McFarland is hopeful someone like Wisely may emerge for her. About a dozen friends and co-workers have already been tested and rejected in her case. She remains optimistic that perhaps a stranger will come forward and be the one. Her sister, who did not qualify as a potential donor, even founded a Facebook group searching for the right person who could give an organ.
"If one out of four people decided to do that, we wouldn't have anybody on dialysis or waiting wishing they could have a normal life," McFarland said. "Look around and everybody that you see has the ability to help somebody and save a life."
It's a thought that crosses her mind often.
"The kidney is the only organ in the body that performs at 200 percent capacity," she adds with a smile. "I like that statistic."
For those who can't find a match and remain in limbo awaiting an organ from the national list, there is an increasingly prevalent third option: paired donation.

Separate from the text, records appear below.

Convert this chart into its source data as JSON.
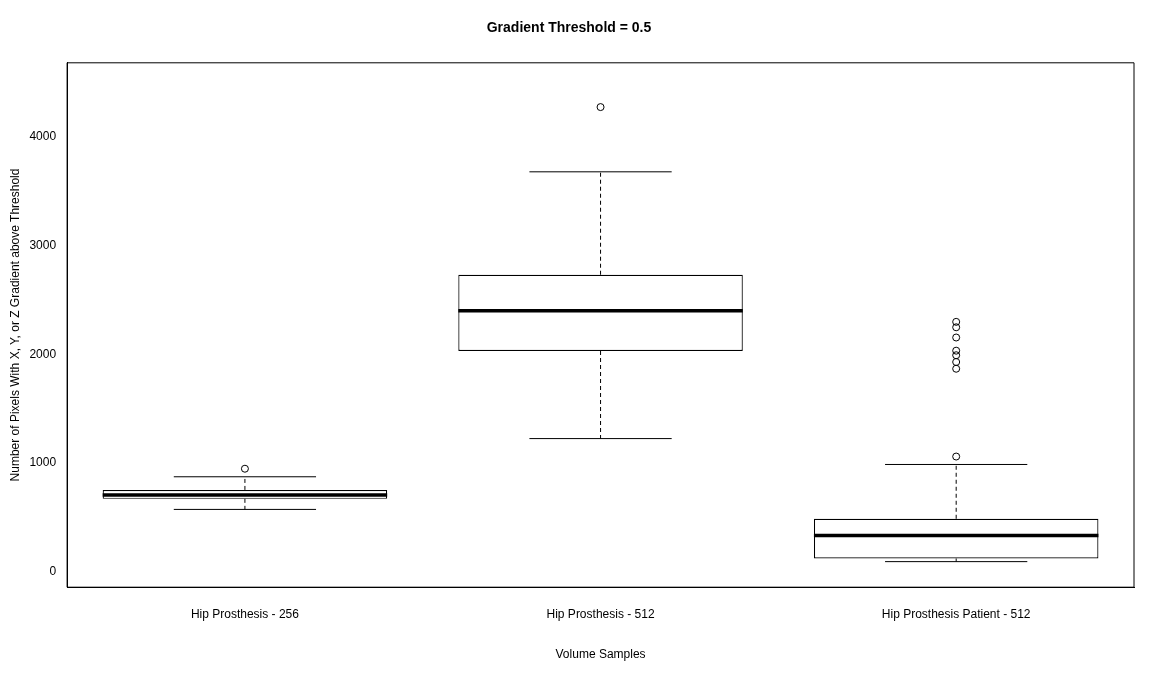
{
  "chart_data": {
    "type": "box",
    "title": "Gradient Threshold = 0.5",
    "xlabel": "Volume Samples",
    "ylabel": "Number of Pixels With X, Y, or Z Gradient above Threshold",
    "categories": [
      "Hip Prosthesis - 256",
      "Hip Prosthesis - 512",
      "Hip Prosthesis Patient - 512"
    ],
    "boxes": [
      {
        "low": 575,
        "q1": 672,
        "median": 707,
        "q3": 754,
        "high": 875,
        "outliers": [
          949
        ]
      },
      {
        "low": 1226,
        "q1": 2031,
        "median": 2402,
        "q3": 2732,
        "high": 3678,
        "outliers": [
          4273
        ]
      },
      {
        "low": 95,
        "q1": 124,
        "median": 336,
        "q3": 489,
        "high": 988,
        "outliers": [
          1061,
          1868,
          1930,
          1992,
          2034,
          2155,
          2249,
          2299
        ]
      }
    ],
    "ylim": [
      -140,
      4680
    ],
    "yticks": [
      0,
      1000,
      2000,
      3000,
      4000
    ],
    "grid": false,
    "legend": false,
    "marker": "circle"
  }
}
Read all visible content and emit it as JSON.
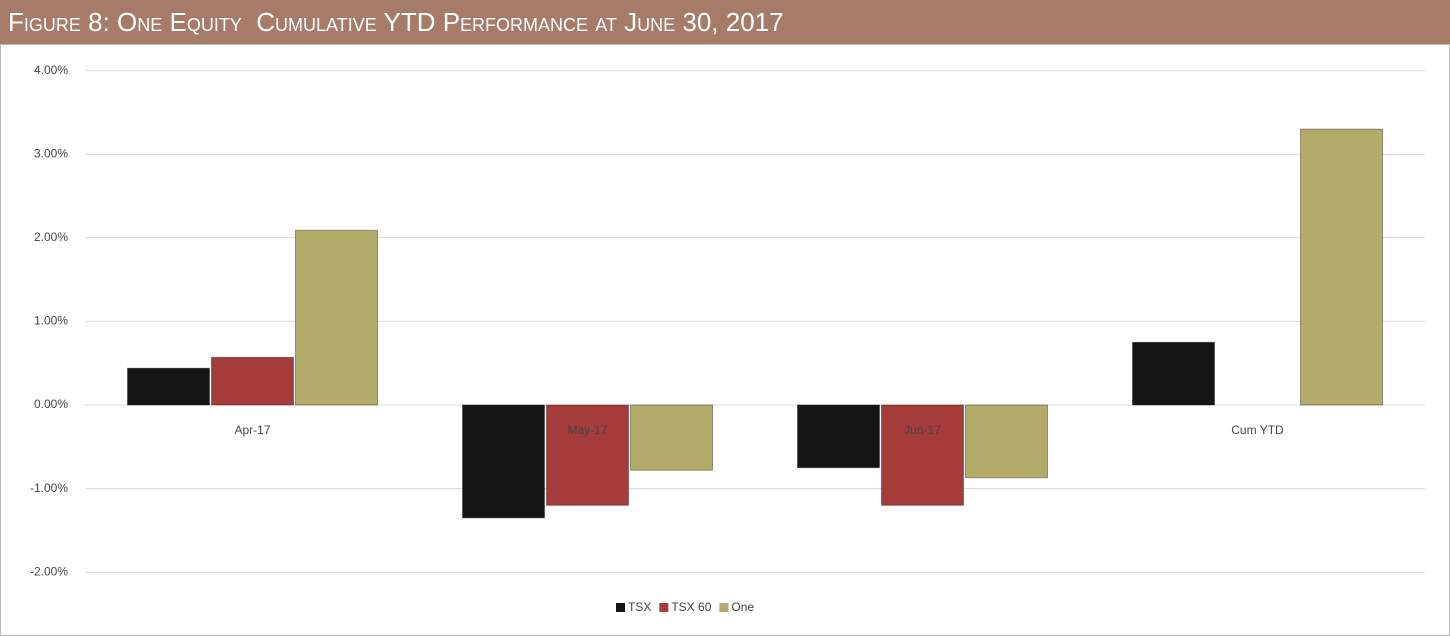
{
  "chart_data": {
    "type": "bar",
    "title": "Figure 8: One Equity  Cumulative YTD Performance at June 30, 2017",
    "categories": [
      "Apr-17",
      "May-17",
      "Jun-17",
      "Cum YTD"
    ],
    "series": [
      {
        "name": "TSX",
        "color": "#151515",
        "values": [
          0.44,
          -1.35,
          -0.75,
          0.75
        ]
      },
      {
        "name": "TSX 60",
        "color": "#a53b3b",
        "values": [
          0.57,
          -1.2,
          -1.2,
          null
        ]
      },
      {
        "name": "One",
        "color": "#b3ab6a",
        "values": [
          2.09,
          -0.78,
          -0.87,
          3.3
        ]
      }
    ],
    "ylim": [
      -2.4,
      4
    ],
    "yticks": [
      {
        "value": 4,
        "label": "4.00%"
      },
      {
        "value": 3,
        "label": "3.00%"
      },
      {
        "value": 2,
        "label": "2.00%"
      },
      {
        "value": 1,
        "label": "1.00%"
      },
      {
        "value": 0,
        "label": "0.00%"
      },
      {
        "value": -1,
        "label": "-1.00%"
      },
      {
        "value": -2,
        "label": "-2.00%"
      }
    ],
    "grid": true,
    "legend": "bottom"
  }
}
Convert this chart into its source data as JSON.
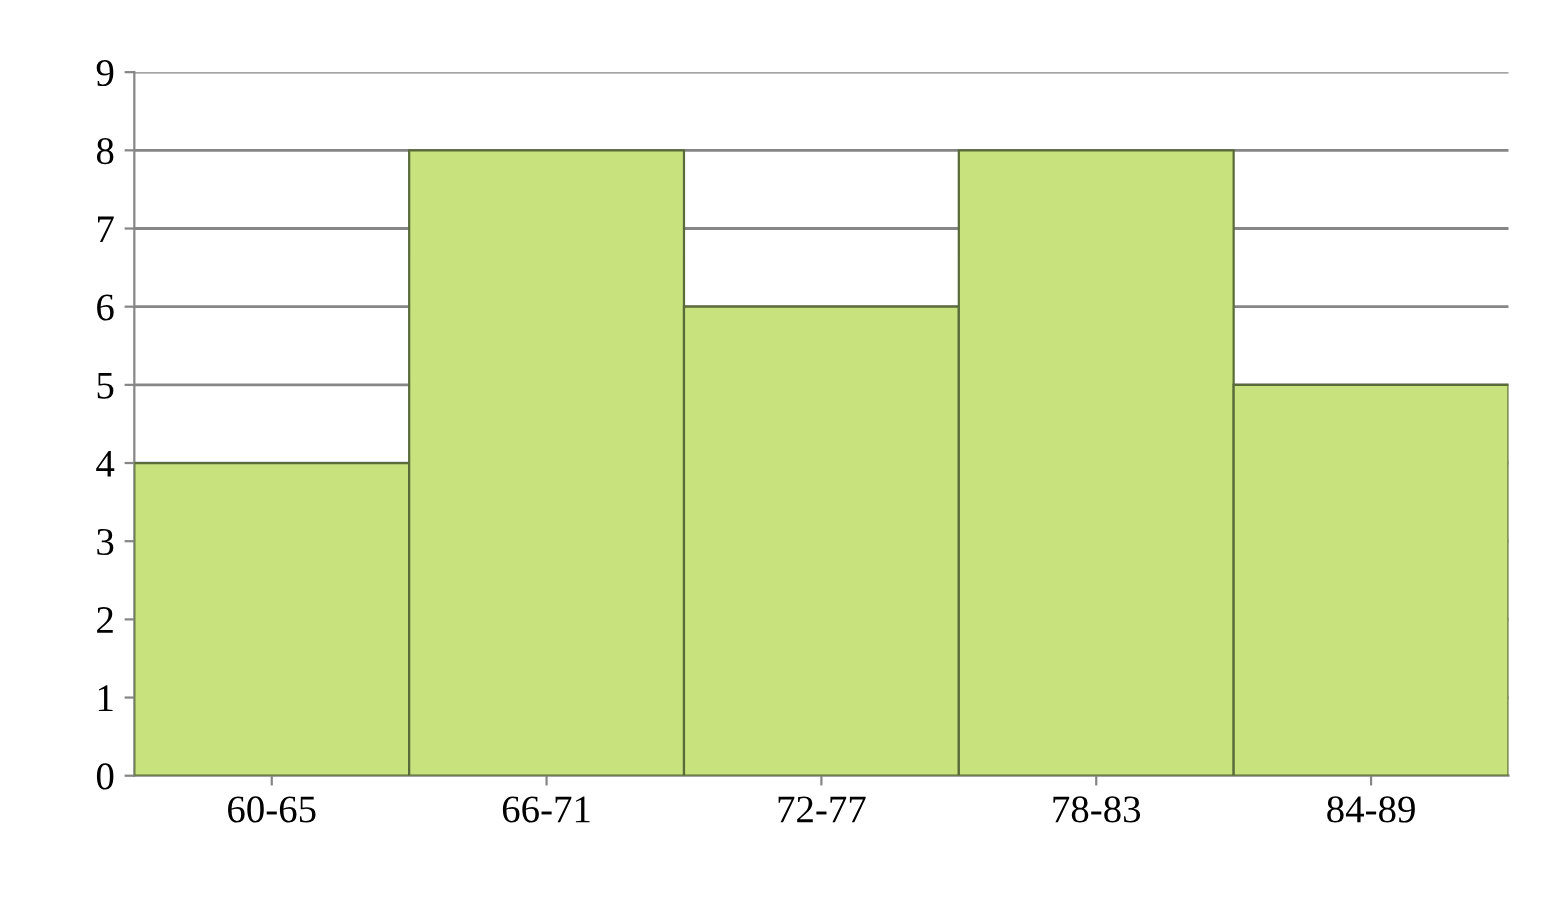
{
  "chart_data": {
    "type": "bar",
    "categories": [
      "60-65",
      "66-71",
      "72-77",
      "78-83",
      "84-89"
    ],
    "values": [
      4,
      8,
      6,
      8,
      5
    ],
    "color": "#c8e27e",
    "ylim": [
      0,
      9
    ],
    "yticks": [
      0,
      1,
      2,
      3,
      4,
      5,
      6,
      7,
      8,
      9
    ],
    "grid": "y",
    "legend": false
  }
}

Essentially, recipients with non-matching loved ones are linked with matches from elsewhere in the country who want to give but aren't compatible with those to whom they'd like to donate. These once-unusual organ swaps are becoming more common and can reach circles of up to two or three dozen people. UNOS is presently developing a pilot project to compile localized exchanges into a national database.
"One thing we know is that the more donors in a pool, the more transplants we're going to get out of these exchanges," said Wellen, Brewer's doctor.
Wellen is enthusiastic about the procedure's potential to reduce wait time, which, in Missouri, he said can run an average of three years, almost exactly how long Brewer had to wait for her cadaver kidney.
"The projections after everyone enters their names in is that it could increase the number of living donor transplants by 1,500 to 3,000 a year," he said.
'One Day Closer'
Today, Presley is as grateful to her daughter as ever. She's on a regimen of medication and doing fine.
"My nephrologist said my numbers are better than his," she chuckled.
While she admitted the procedure initially frightened her, Rentel said she never had any doubts about helping her mother. Other than three small scars, she has had no after-effects from her donation.
"I get checked every year to make sure that my one kidney is OK and there are no problems," she said.
She and her mother just celebrated their fourth kidney birthday earlier this month.
Wisely also has no regrets. He didn't even need pain pills after coming home. He said the real story isn't about him but about the patients who need organs and the skill of the doctors in performing transplants.
"I'd do it all over again," he said. "If I had three kidneys, I'd give another one away."
Brewer is in good shape also. She's looking forward to going swimming again, something made impossible before due to the threat of bacterial contamination interfering with her dialysis.
"It was slow going at first, but now it's four weeks out and I'm better," Brewer said.
Life is going well for McFarland too, though her wait -- and her weekly dialysis routine -- continues, just as it does for tens of thousands around the country. She's trying not to let the uncertainty slow her down. She's getting married in May.
"More recently, I've been thinking I need to stop letting my life be on hold and just go with it," she said. "When the transplant comes, it's going to come. I've got to do dialysis three days a week and that's my normal. When a transplant comes, that will be my new normal."
"My mantra is that I'm closer today than I was yesterday to my transplant," she said.
David Baugher is a freelance writer in St. Louis.